Figure 6.. Altered Gene Regulation and Neuronal Differentiation in APOE4 Cerebral Organoids

(A) Unsupervised hierarchical clustering of genes differentially expressed between parental APOE4 and isogenic APOE3 cerebral organoids after 46 days of maturation. Differentially expressed genes (rows) and organoids (columns) were clustered, and gene expression was transformed to a z-score and represented in the heatmap. Parental APOE4 (E4), n = 3; isogenic APOE3 (E3 ISO), n = 3. (B) GO biological process groups enriched in genes upregulated in parental APOE4 compared to isogenic APOE3 organoids. (C) Expression of DCX, ASCL1, MAPT and APOE mRNA in parental APOE4 (E4) versus isogenic APOE3 (E3 ISO) organoids. Data represent the mean ± SEM from 3 experiments using a total of 45 individual organoids (DIV, 46 days). (D) Western blot analysis of REST (Millipore; #07–579), DCX, total tau (Tau5), p-tau(Ser202), and APOE in parental APOE4 and isogenic APOE3 organoids. Eachlane was loaded with protein lysate from 3 organoids (left). Normalization to tubulin or actin shown in adjacent western blots was used for quantification (right). Data represent the mean ± SEM from 3 individual lysates. (E) Transcription factor prediction based on enrichment in APOE4 differentially expressed genes using the ENCODE ChIP-seq database. Predictions are stratifiedfor genes that were upregulated or downregulated, and all genes in the APOE4 versus APOE3 comparison. (F) Venn diagram illustrating the overlap of APOE4-upregulated genes and REST targets based on RE1 motif analysis (see STAR Methods). Overlap significance was determined by Fisher’s exact test. For (C) and (D): *p < 0.05, **p < 0.01, and ***p < 0.001 by unpaired Student’s t test.
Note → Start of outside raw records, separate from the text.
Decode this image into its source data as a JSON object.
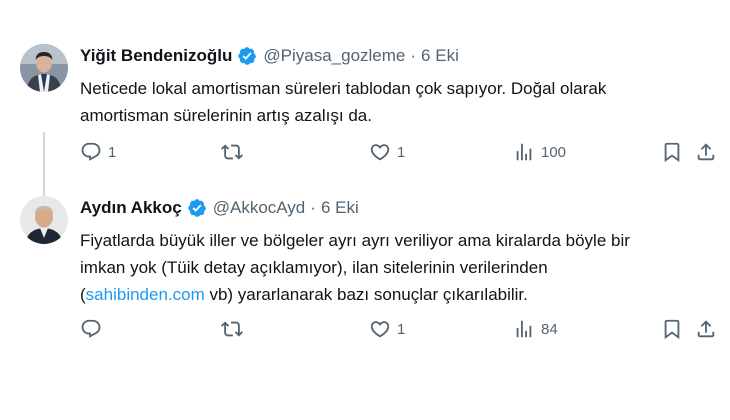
{
  "tweets": [
    {
      "author_name": "Yiğit Bendenizoğlu",
      "handle": "@Piyasa_gozleme",
      "separator": "·",
      "date": "6 Eki",
      "text_lines": [
        "Neticede lokal amortisman süreleri tablodan çok sapıyor. Doğal olarak",
        "amortisman sürelerinin artış azalışı da."
      ],
      "stats": {
        "replies": "1",
        "retweets": "",
        "likes": "1",
        "views": "100"
      }
    },
    {
      "author_name": "Aydın Akkoç",
      "handle": "@AkkocAyd",
      "separator": "·",
      "date": "6 Eki",
      "text_lines": [
        "Fiyatlarda büyük iller ve bölgeler ayrı ayrı veriliyor ama kiralarda böyle bir",
        "imkan yok (Tüik detay açıklamıyor), ilan sitelerinin verilerinden"
      ],
      "line3_prefix": "(",
      "link_text": "sahibinden.com",
      "line3_suffix": " vb) yararlanarak bazı sonuçlar çıkarılabilir.",
      "stats": {
        "replies": "",
        "retweets": "",
        "likes": "1",
        "views": "84"
      }
    }
  ],
  "icons": {
    "verified": "verified-badge-icon",
    "reply": "reply-icon",
    "retweet": "retweet-icon",
    "like": "heart-icon",
    "views": "views-icon",
    "bookmark": "bookmark-icon",
    "share": "share-icon"
  },
  "colors": {
    "accent": "#1d9bf0",
    "text": "#0f1419",
    "muted": "#536471",
    "thread_line": "#cfd9de"
  }
}
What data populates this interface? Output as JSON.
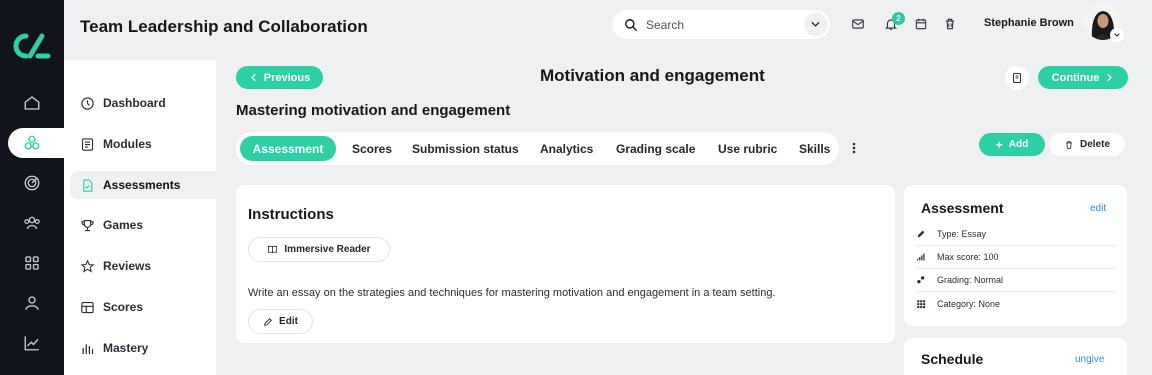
{
  "app_title": "Team Leadership and Collaboration",
  "search": {
    "placeholder": "Search"
  },
  "notifications": {
    "count": "2"
  },
  "user": {
    "name": "Stephanie Brown"
  },
  "sidebar": {
    "items": [
      {
        "label": "Dashboard",
        "icon": "dashboard-icon"
      },
      {
        "label": "Modules",
        "icon": "modules-icon"
      },
      {
        "label": "Assessments",
        "icon": "assessments-icon",
        "active": true
      },
      {
        "label": "Games",
        "icon": "trophy-icon"
      },
      {
        "label": "Reviews",
        "icon": "star-icon"
      },
      {
        "label": "Scores",
        "icon": "table-icon"
      },
      {
        "label": "Mastery",
        "icon": "bars-icon"
      }
    ]
  },
  "rail": {
    "icons": [
      "home-icon",
      "hub-icon",
      "target-icon",
      "users-icon",
      "grid-icon",
      "person-icon",
      "chart-icon"
    ],
    "active": "hub-icon"
  },
  "page": {
    "prev_label": "Previous",
    "title": "Motivation and engagement",
    "continue_label": "Continue",
    "subtitle": "Mastering motivation and engagement"
  },
  "tabs": [
    "Assessment",
    "Scores",
    "Submission status",
    "Analytics",
    "Grading scale",
    "Use rubric",
    "Skills"
  ],
  "actions": {
    "add_label": "Add",
    "delete_label": "Delete"
  },
  "instructions": {
    "title": "Instructions",
    "reader_label": "Immersive Reader",
    "text": "Write an essay on the strategies and techniques for mastering motivation and engagement in a team setting.",
    "edit_label": "Edit"
  },
  "assessment_card": {
    "title": "Assessment",
    "edit_link": "edit",
    "rows": [
      {
        "text": "Type: Essay",
        "icon": "pencil-icon"
      },
      {
        "text": "Max score: 100",
        "icon": "signal-icon"
      },
      {
        "text": "Grading: Normal",
        "icon": "grading-icon"
      },
      {
        "text": "Category: None",
        "icon": "category-icon"
      }
    ]
  },
  "schedule_card": {
    "title": "Schedule",
    "link": "ungive"
  },
  "colors": {
    "accent": "#2dcfa5",
    "rail": "#11141c",
    "link": "#2e8fd8",
    "background": "#eef0f2"
  }
}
Figure 7.. Disruption of the Nuclear Lamina in SAD and APOE4 NP Cells

(A) Representative confocal immunofluorescence microscopy of NL1 and SAD4 NP cell lines for lamin B. Dotted circles delineate nuclei represented in the highermagnification images. Arrowheads indicate nuclei with abnormal morphology. Scale bar, 50 μm. (B) Quantification of cells showing abnormal nuclear lamina morphology. Data represent the mean ± SEM from 3 biological replicates using 3 different NL and SAD NP cell lines. (C) Representative images from APOE isogenic NP cell lines after lamin B immunolabeling. Scale bar, 50 μm. (D) Quantification of cells with abnormal nuclear morphology. Data represent the mean ± SEM from 3 biological replicates using 2 different isogenic lines. (E) Representative images from NL3 and SAD2 neurons differentiated by doxycycline induced NGN2 overexpression after lamin B immunolabeling (neurons DIV,13 days). Scale bar, 50 μm. (F) Quantification of cells with abnormal nuclear morphology. Data represent the mean ± SEM from 3 NL and 4 SAD lines; *p < 0.05, **p < 0.01 and ***p < 0.001 by unpaired Student’s t test.